A thorough competitive analysis to help understand similar product use cases, including with internal products and services:
Internal- Cloudwatch metrics, Quicksight
External- Datadog, X-pack, Sumo Logic

Direct customer interviews (Transferwise, John Deere, Mobilewalla) provided insights into needed improvements and helped the team prioritize the roadmap of enhancements. Their feedback insights into what may be missing from the existing customer journey.

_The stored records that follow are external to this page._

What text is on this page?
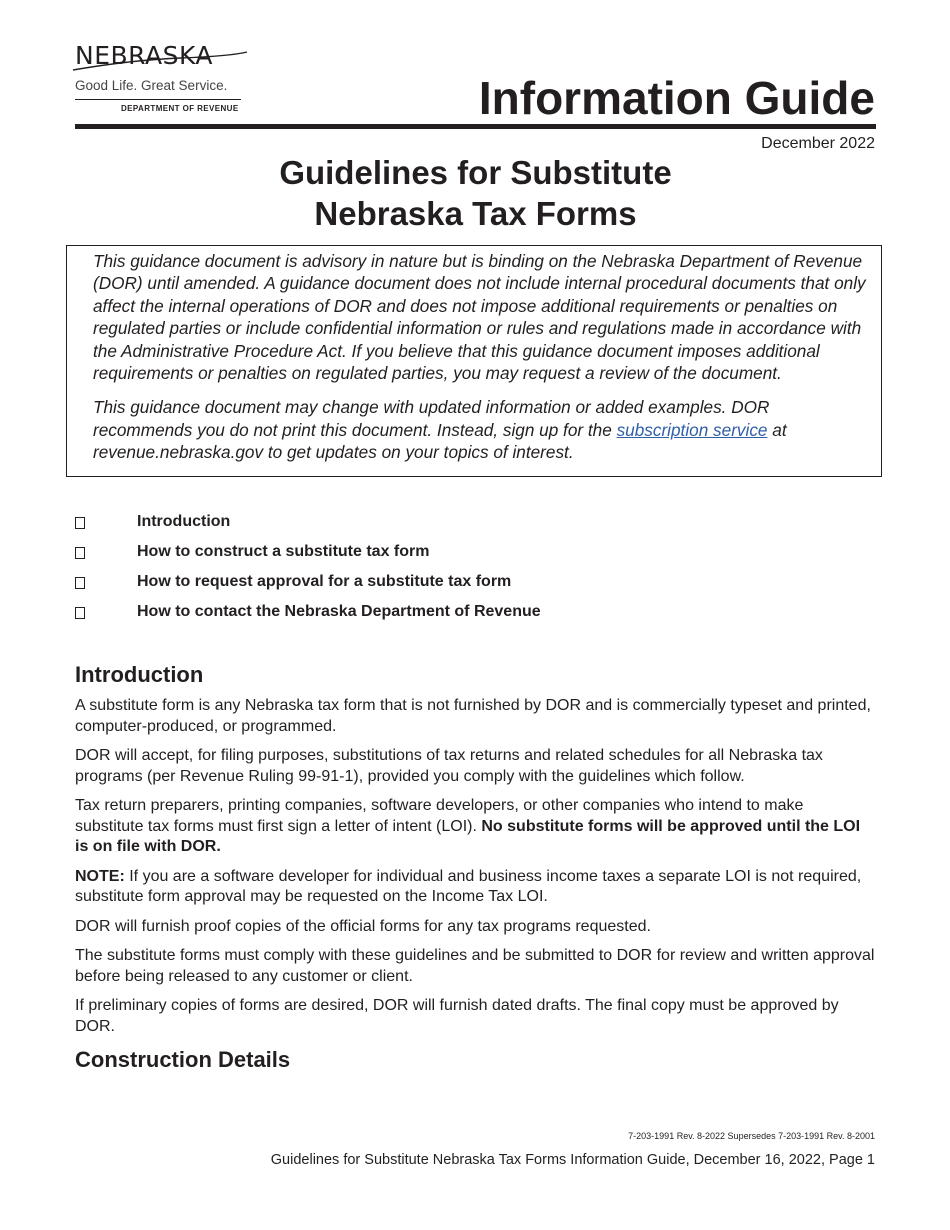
NEBRASKA
Good Life. Great Service.
DEPARTMENT OF REVENUE	Information Guide
December 2022
Guidelines for Substitute
Nebraska Tax Forms

This guidance document is advisory in nature but is binding on the Nebraska Department of Revenue (DOR) until amended. A guidance document does not include internal procedural documents that only affect the internal operations of DOR and does not impose additional requirements or penalties on regulated parties or include confidential information or rules and regulations made in accordance with the Administrative Procedure Act. If you believe that this guidance document imposes additional requirements or penalties on regulated parties, you may request a review of the document.

This guidance document may change with updated information or added examples. DOR recommends you do not print this document. Instead, sign up for the subscription service at revenue.nebraska.gov to get updates on your topics of interest.

Introduction
How to construct a substitute tax form
How to request approval for a substitute tax form
How to contact the Nebraska Department of Revenue
Introduction

A substitute form is any Nebraska tax form that is not furnished by DOR and is commercially typeset and printed, computer-produced, or programmed.

DOR will accept, for filing purposes, substitutions of tax returns and related schedules for all Nebraska tax programs (per Revenue Ruling 99-91-1), provided you comply with the guidelines which follow.

Tax return preparers, printing companies, software developers, or other companies who intend to make substitute tax forms must first sign a letter of intent (LOI). No substitute forms will be approved until the LOI is on file with DOR.

NOTE: If you are a software developer for individual and business income taxes a separate LOI is not required, substitute form approval may be requested on the Income Tax LOI.

DOR will furnish proof copies of the official forms for any tax programs requested.

The substitute forms must comply with these guidelines and be submitted to DOR for review and written approval before being released to any customer or client.

If preliminary copies of forms are desired, DOR will furnish dated drafts. The final copy must be approved by DOR.

Construction Details
7-203-1991 Rev. 8-2022 Supersedes 7-203-1991 Rev. 8-2001
Guidelines for Substitute Nebraska Tax Forms Information Guide, December 16, 2022, Page 1
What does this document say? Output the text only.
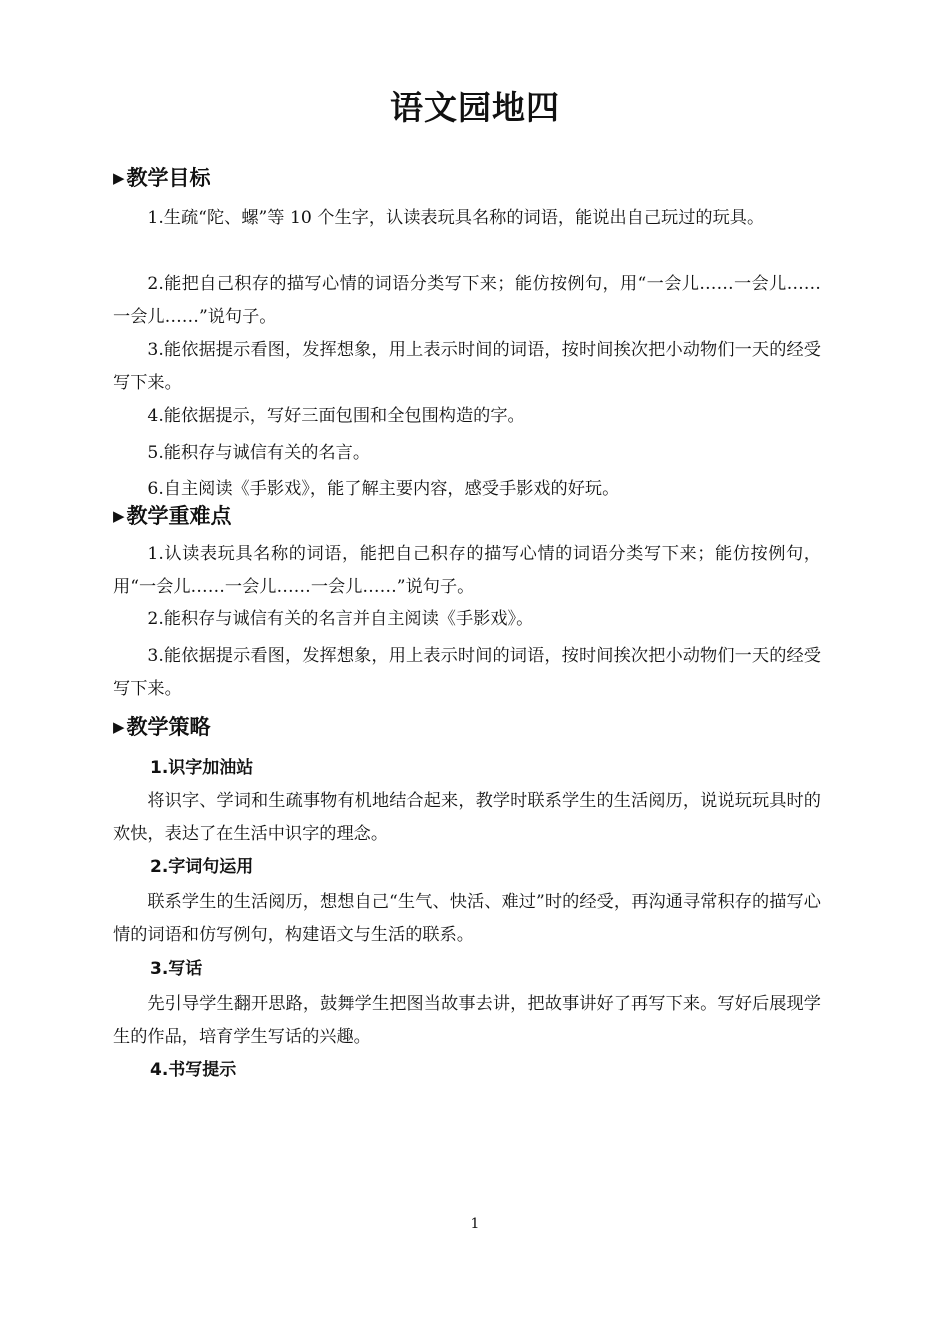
语文园地四
▶ 教学目标

1.生疏“陀、螺”等 10 个生字，认读表玩具名称的词语，能说出自己玩过的玩具。

2.能把自己积存的描写心情的词语分类写下来；能仿按例句，用“一会儿……一会儿……一会儿……”说句子。

3.能依据提示看图，发挥想象，用上表示时间的词语，按时间挨次把小动物们一天的经受写下来。

4.能依据提示，写好三面包围和全包围构造的字。

5.能积存与诚信有关的名言。

6.自主阅读《手影戏》，能了解主要内容，感受手影戏的好玩。

▶ 教学重难点

1.认读表玩具名称的词语，能把自己积存的描写心情的词语分类写下来；能仿按例句，用“一会儿……一会儿……一会儿……”说句子。

2.能积存与诚信有关的名言并自主阅读《手影戏》。

3.能依据提示看图，发挥想象，用上表示时间的词语，按时间挨次把小动物们一天的经受写下来。

▶ 教学策略
1.识字加油站

将识字、学词和生疏事物有机地结合起来，教学时联系学生的生活阅历，说说玩玩具时的欢快，表达了在生活中识字的理念。

2.字词句运用

联系学生的生活阅历，想想自己“生气、快活、难过”时的经受，再沟通寻常积存的描写心情的词语和仿写例句，构建语文与生活的联系。

3.写话

先引导学生翻开思路，鼓舞学生把图当故事去讲，把故事讲好了再写下来。写好后展现学生的作品，培育学生写话的兴趣。

4.书写提示
1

Customer journey with additional user stories

Updated create flow

Setting UX/development milestones

With many features were being added to a single launch delivery - I worked with the product and engineering manager to establish a UX delivery schedule based on level of effort. This way the engineering team could put more time to focus on the more complex parts throughout the entire project life-cylce and time-box smaller projects accordingly. This also allowed for scheduling of our content partners to go over the UI copy with enough time to make necessary changes.

A tale of two design systems

Our current designs are based on the principles of the AWS Polaris design system and using components from the open source Elastic UI component design system. As the OpenSearch dashboard product matures, our goal is to bring in a complete in-house and open source system and pattern library. This effort is being led by the entire design team on OpenSearch.

Designs

The final designs below display screens that were delivered for launch of the Elasticsearch service (Now named OpenSearch) dashboard application.

Up front documentation

An overview page was added to give customers the ability to learn about anomaly detection and easily find further documentation as well as sample detectors up front that could be quickly set up for hands-on learning.

An actual overview page with documentation links and sample detectors up front.

Stepped create flow update

The addition of steps in the create flow not only provided clarity in what was needed to get a detector up and running, but also allowed scalability for future additions to thew create flow.

Creation flow broken down into clear steps with a final overview page.

Visualization updates

Customers were now able to select a field to spit the data stream and check for anomalies in specific entities.

Historical analysis

Customers were now able to see anomalies in past data to make better informed decisions. This also helped with enhancing model training for faster initialization and higher confidence scores:

Feature attributionCustomers could not see information on which feature (field) used for detecting was the highest contributor to an anomaly. — Feature attribution
Customers could not see information on which feature (field) used for detecting was the highest contributor to an anomaly.

Feature attributionEach feature provides the percentage contribution within the feature breakdown. — Feature attribution
Each feature provides the percentage contribution within the feature breakdown.

Results (so far…)

The team delivered on two biggest customer requests:

The addition of category fields to give them more ways to split data and get a closer understanding of which entities are displaying the highest score and number of anomalies.
Historical analysis for customers looking into anomalies in past data or compare real-time anomalies to past behavior.

Working with the product and engineering managers, I was able to make sure that along with this feature, we could also deliver on enhancements to make the detection tool easier to set up and provide more information as customers seek for a root cause to their system failures or irregular behavior in their datasets.